Few people can drop their bad habits cold turkey. But for many addicts, connecting to something larger than themselves helps them work toward recovery. However, adopting this mindset can be a difficult leap, especially since those who turn to drugs often do so because their faith in God or man has been shattered.
Jung himself was reluctant to use spiritual terminology with his patients because he feared they would misinterpret his message. For those resistant to talk of a higher power, Heller suggests more deity-neutral language.
“One could say that the person needs to be able to expand their consciousness to incorporate new ideas,” she said, “but in order for anyone to engage in a process of healing and self-exploration, they have to be able to surrender to something greater than their own will.”
Some insist willpower is the key to recovery—if we’re determined to deny our cravings for long enough, we can be whole again. But according to Kimberly Hershenson, a New York-based therapist specializing in substance abuse, willpower will always fall short.
“If you’re looking at this from a disease model, you are as powerless over addiction as you are with cancer,” Hershenson said. “No matter what you try to do, your brain is going to crave more. And it’s really about accepting that.”

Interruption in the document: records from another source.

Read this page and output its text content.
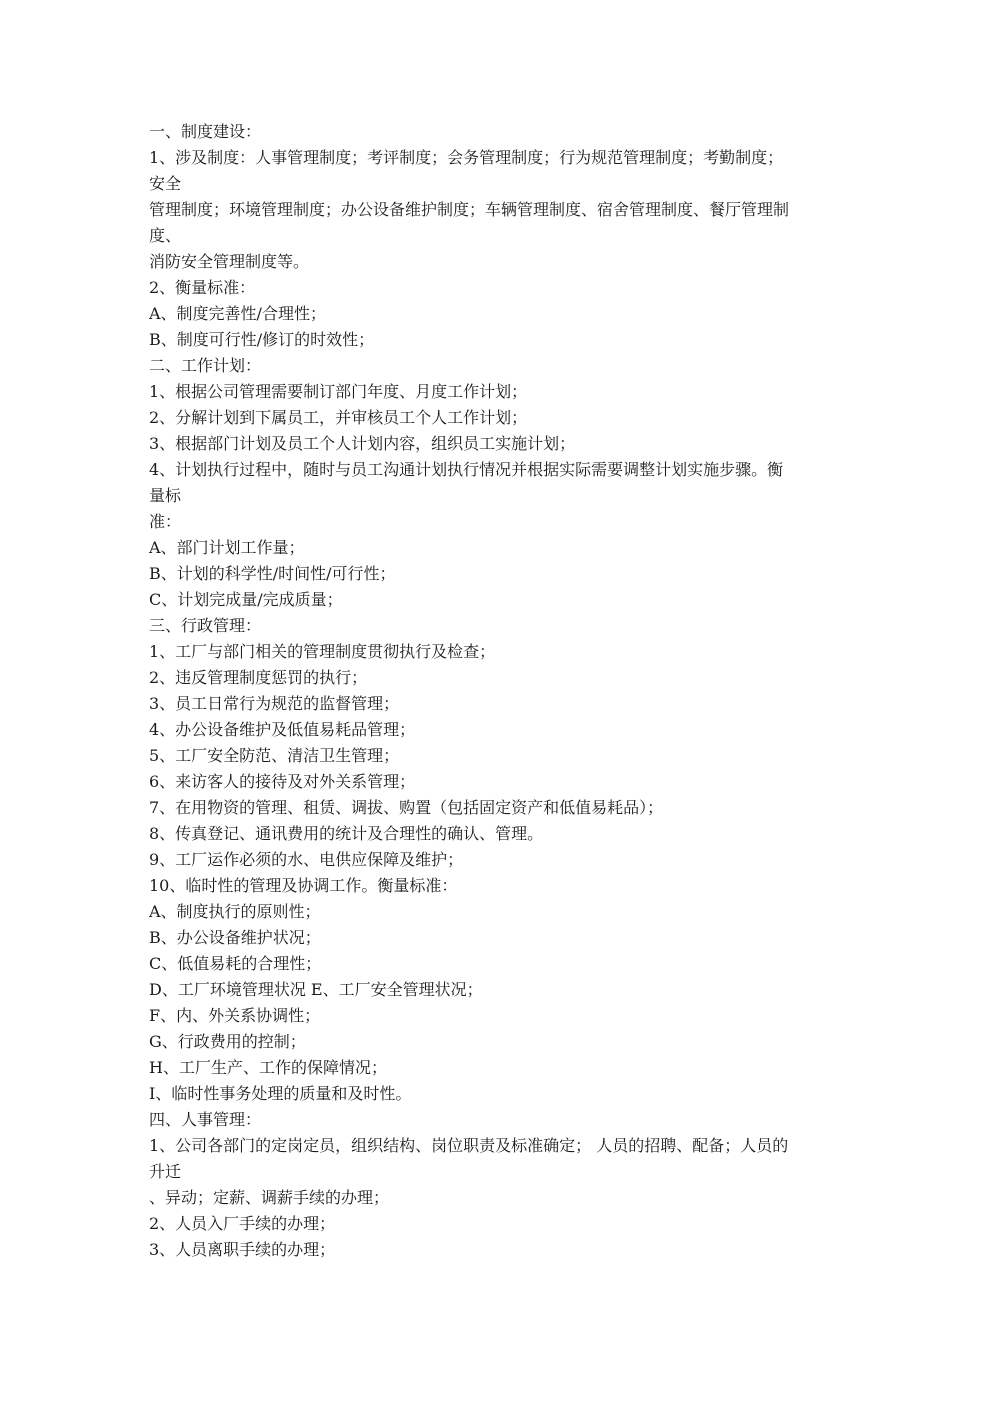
一、制度建设：
1、涉及制度：人事管理制度；考评制度；会务管理制度；行为规范管理制度；考勤制度；
安全
管理制度；环境管理制度；办公设备维护制度；车辆管理制度、宿舍管理制度、餐厅管理制
度、
消防安全管理制度等。
2、衡量标准：
A、制度完善性/合理性；
B、制度可行性/修订的时效性；
二、工作计划：
1、根据公司管理需要制订部门年度、月度工作计划；
2、分解计划到下属员工，并审核员工个人工作计划；
3、根据部门计划及员工个人计划内容，组织员工实施计划；
4、计划执行过程中，随时与员工沟通计划执行情况并根据实际需要调整计划实施步骤。衡
量标
准：
A、部门计划工作量；
B、计划的科学性/时间性/可行性；
C、计划完成量/完成质量；
三、行政管理：
1、工厂与部门相关的管理制度贯彻执行及检查；
2、违反管理制度惩罚的执行；
3、员工日常行为规范的监督管理；
4、办公设备维护及低值易耗品管理；
5、工厂安全防范、清洁卫生管理；
6、来访客人的接待及对外关系管理；
7、在用物资的管理、租赁、调拔、购置（包括固定资产和低值易耗品）；
8、传真登记、通讯费用的统计及合理性的确认、管理。
9、工厂运作必须的水、电供应保障及维护；
10、临时性的管理及协调工作。衡量标准：
A、制度执行的原则性；
B、办公设备维护状况；
C、低值易耗的合理性；
D、工厂环境管理状况 E、工厂安全管理状况；
F、内、外关系协调性；
G、行政费用的控制；
H、工厂生产、工作的保障情况；
I、临时性事务处理的质量和及时性。
四、人事管理：
1、公司各部门的定岗定员，组织结构、岗位职责及标准确定； 人员的招聘、配备；人员的
升迁
、异动；定薪、调薪手续的办理；
2、人员入厂手续的办理；
3、人员离职手续的办理；
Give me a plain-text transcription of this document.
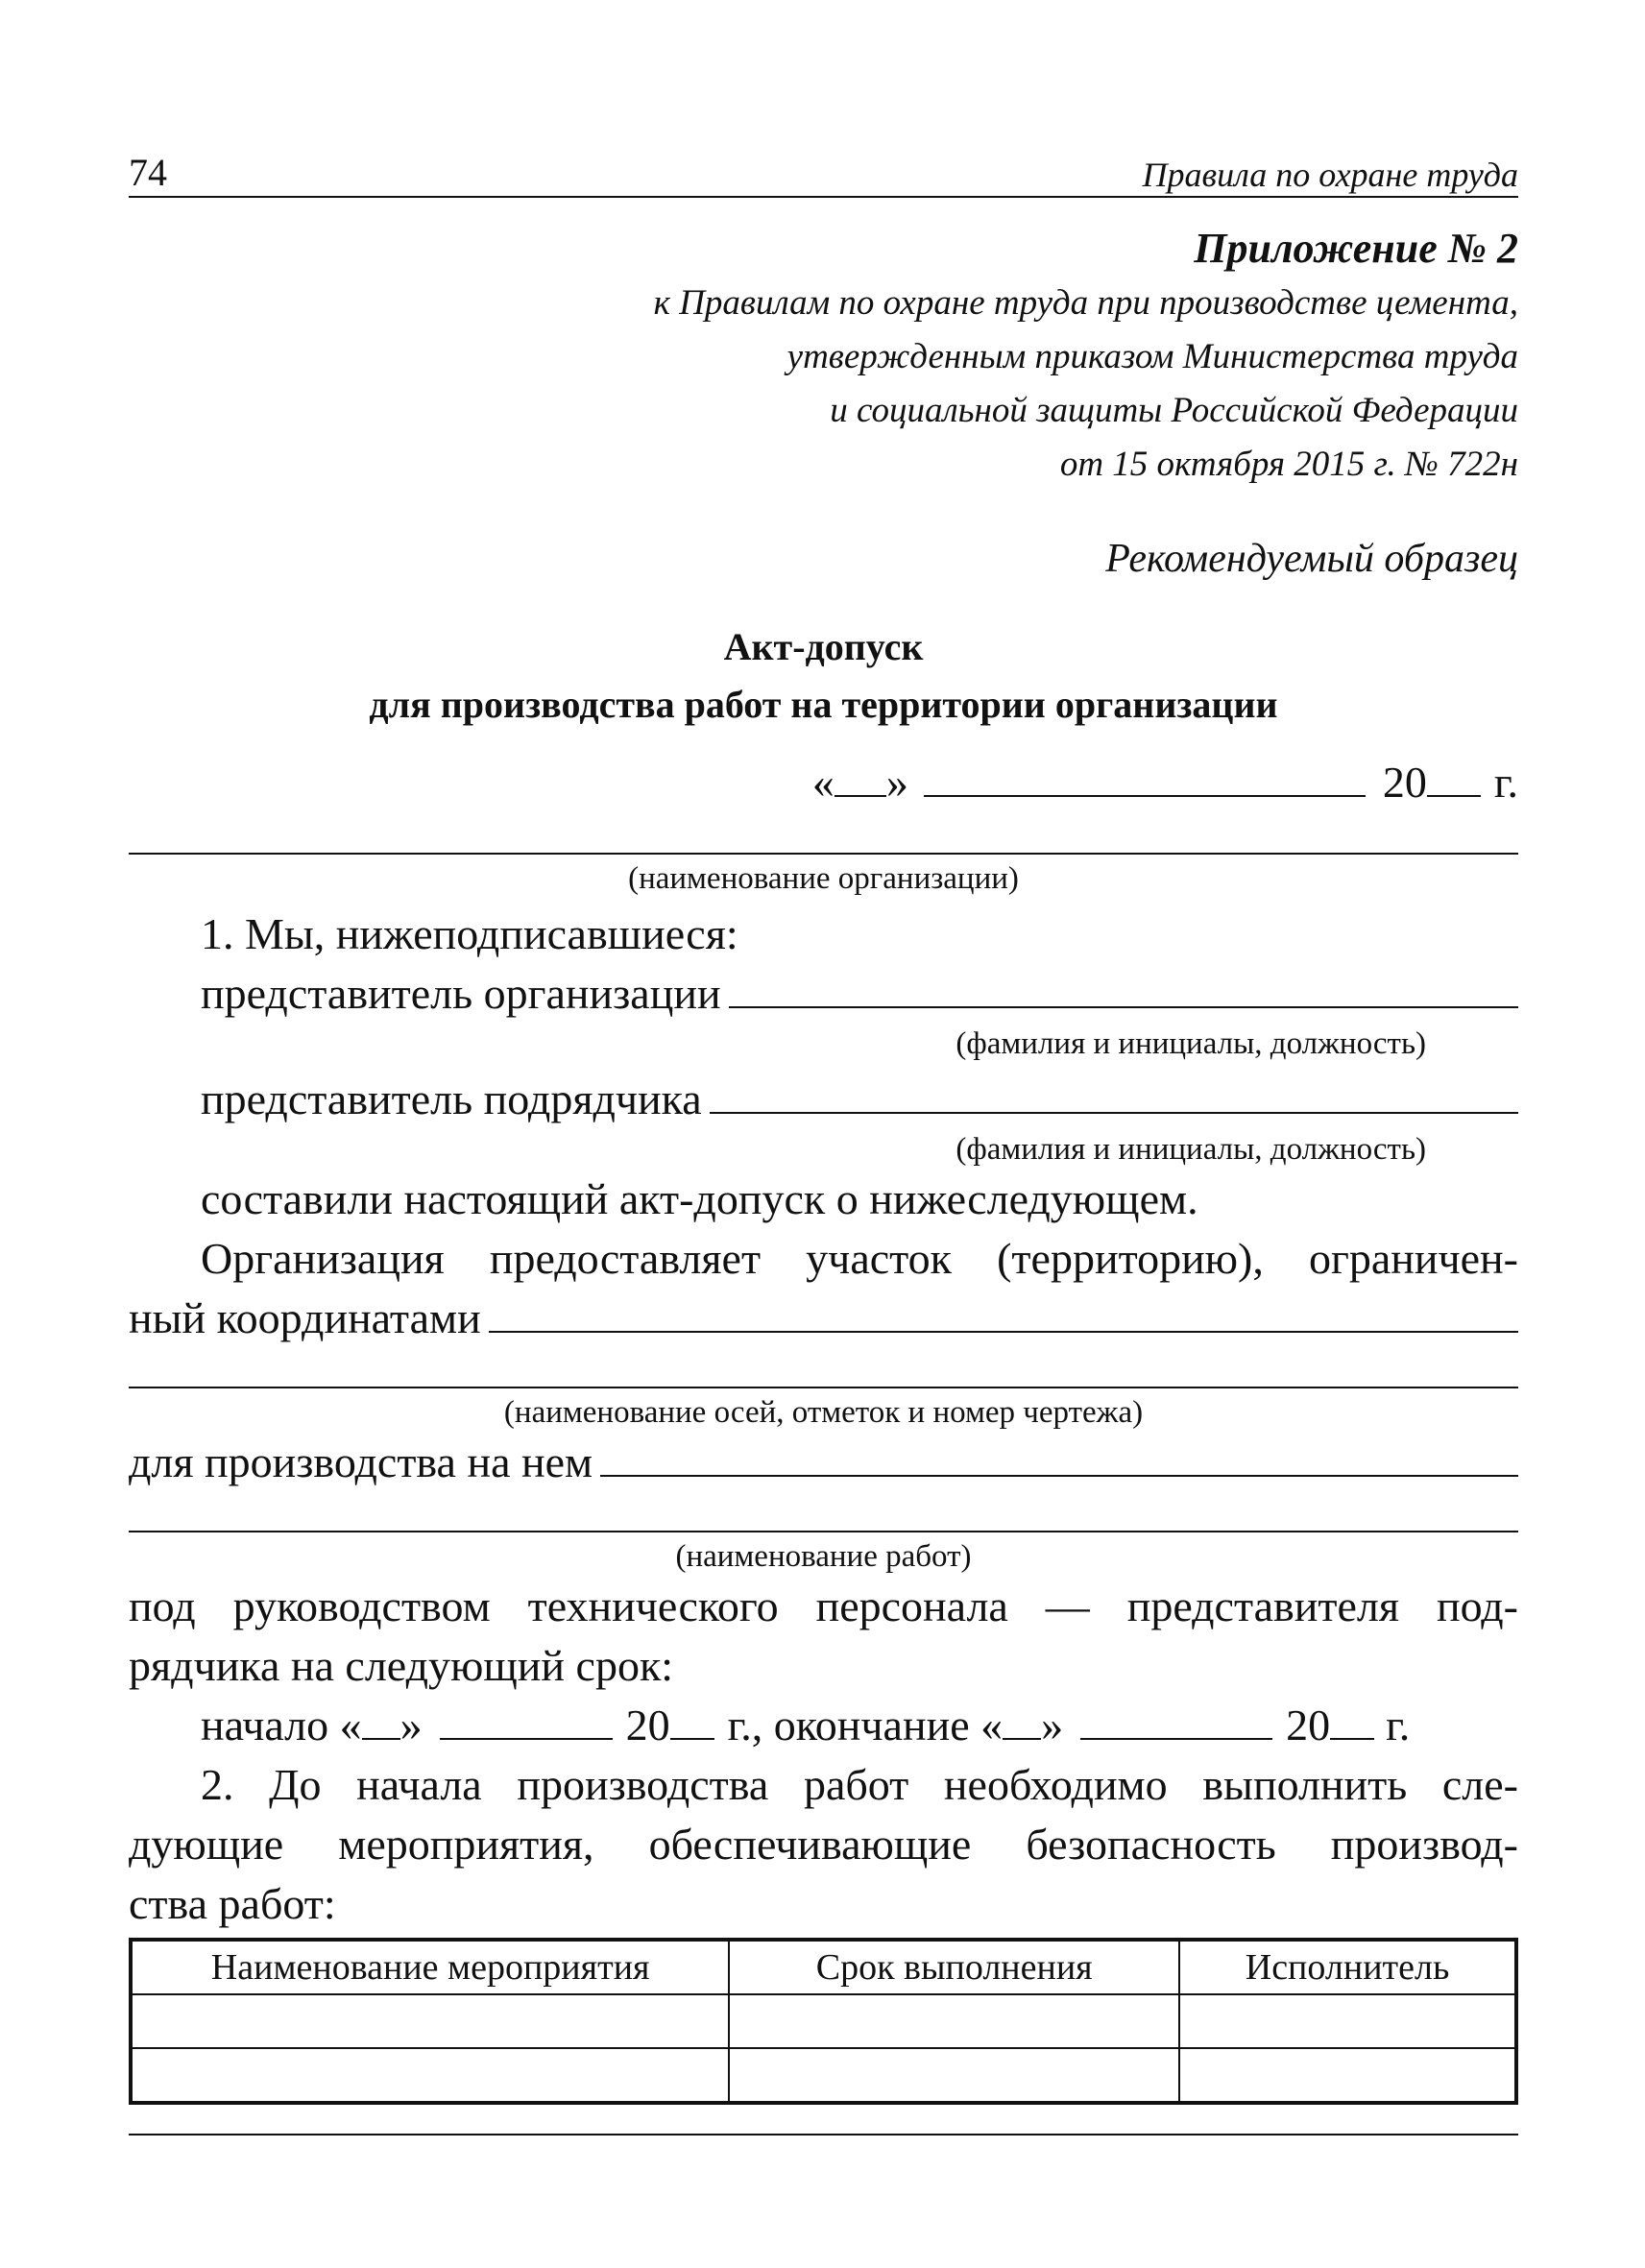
74	Правила по охране труда
Приложение № 2
к Правилам по охране труда при производстве цемента,
утвержденным приказом Министерства труда
и социальной защиты Российской Федерации
от 15 октября 2015 г. № 722н
Рекомендуемый образец
Акт-допуск
для производства работ на территории организации
« »	20 г.
(наименование организации)
1. Мы, нижеподписавшиеся:
представитель организации
(фамилия и инициалы, должность)
представитель подрядчика
(фамилия и инициалы, должность)
составили настоящий акт-допуск о нижеследующем.
Организация предоставляет участок (территорию), ограничен-
ный координатами
(наименование осей, отметок и номер чертежа)
для производства на нем
(наименование работ)
под руководством технического персонала — представителя под-
рядчика на следующий срок:
начало « »	20 г., окончание « »	20 г.
2. До начала производства работ необходимо выполнить сле-
дующие мероприятия, обеспечивающие безопасность производ-
ства работ:
Наименование мероприятия	Срок выполнения	Исполнитель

Our addictive impulses are connected to the survival and pleasure centers of our brain, so they react faster and with greater force than the part of our brain responsible for reasoning. This means that cravings surge long before thoughts of consequence kick in. Beating back urges can be a losing battle even for the strongest of wills.
“An addict cannot force themselves into a place of health by soldiering through life,” Heller said. “This is about being willing, not being willful.”
If addiction is a spiritual disease, then the cure has to come from within. There are tools to address the physical aspects of addiction, but experts say we must also cultivate positive behaviors, such as humility, accountability, a sense of purpose, and healthy coping mechanisms.
Life can be cruel, the world can seem crazy, but how we handle it makes all the difference. Boucher urges us to step back, be thankful for what we have, and reconnect with what is essential to our souls.
“We are human beings. We need quiet. We need to reflect. We need to nurture the whole person,” she said.